The Bureau of Labor Statistics projects that the labor force will increase by 12.8 million by 2020. The number of workers between ages 16 and 24 will decline 14%, and the number of workers ages 25 to 54 will increase by only 1.9%. The overall share of the labor force for 25- to 54-year-olds will decline from 68% to 65%. The number of workers 55 and older is projected to grow by 28%, or 5.5 times the rate of growth in the overall labor force.

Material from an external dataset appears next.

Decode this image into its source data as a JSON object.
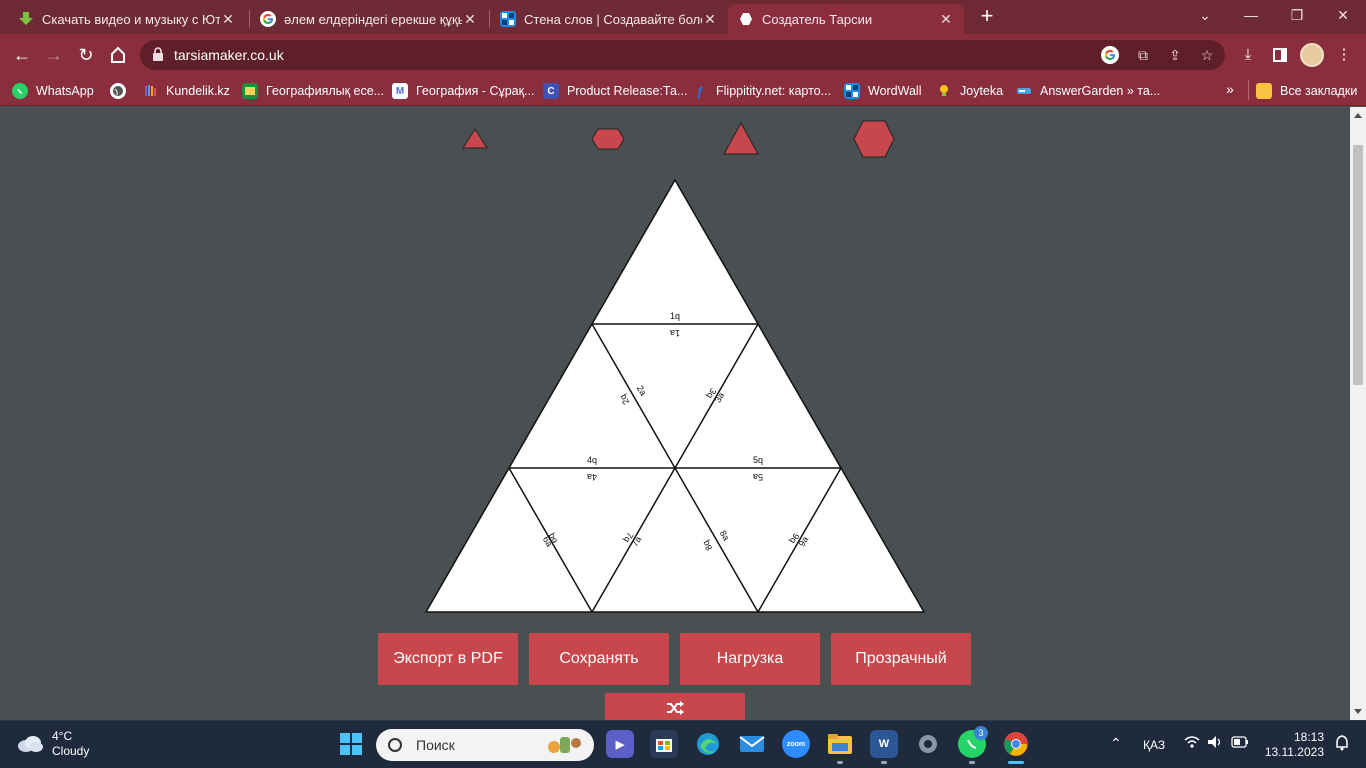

Employers must recognize the challenge that an aging workforce will bring and begin to prepare their workforce for longer careers. A healthy and physically fit 55-year-old worker is more capable and less likely to be injured than a 35-year-old worker who is considered obese.

Treating chronic disease

Employers who want a healthy work force must recognize and treat chronic disease. Many companies have biometric testing programs (health risk assessments) and track healthcare expenditures through their various providers (brokers and insurance carriers).

The results are quite disappointing. On average, only 39% of employees participate in biometric screenings even when they are provided free of charge. For those employees who do participate and who are identified with high biometric risk (blood pressure, glucose, BMI, cholesterol), fewer than 20% treat or even manage these diseases.

This makes these employees much more susceptible to injury and significantly lengthens the disability period. The resulting financial impact on employers can be devastating.

Conclusion

Best-in-class safety results will require a combined approach to reduce injuries and to accommodate new classes of disability such as obesity. It is important that employers focus on improving the health and well-being of their workforce while creating well-developed job descriptions, identifying the essential functions, assessing physical assessments and designing job demands to fall within the declining capabilities of the American workers. It is important for an employer to only accept claims that arise out of the course and scope of employment. This is especially true with the reclassification of obesity as a disease. Baseline testing will play an essential role in separating work-related injuries from pre-existing conditions in this changing environment.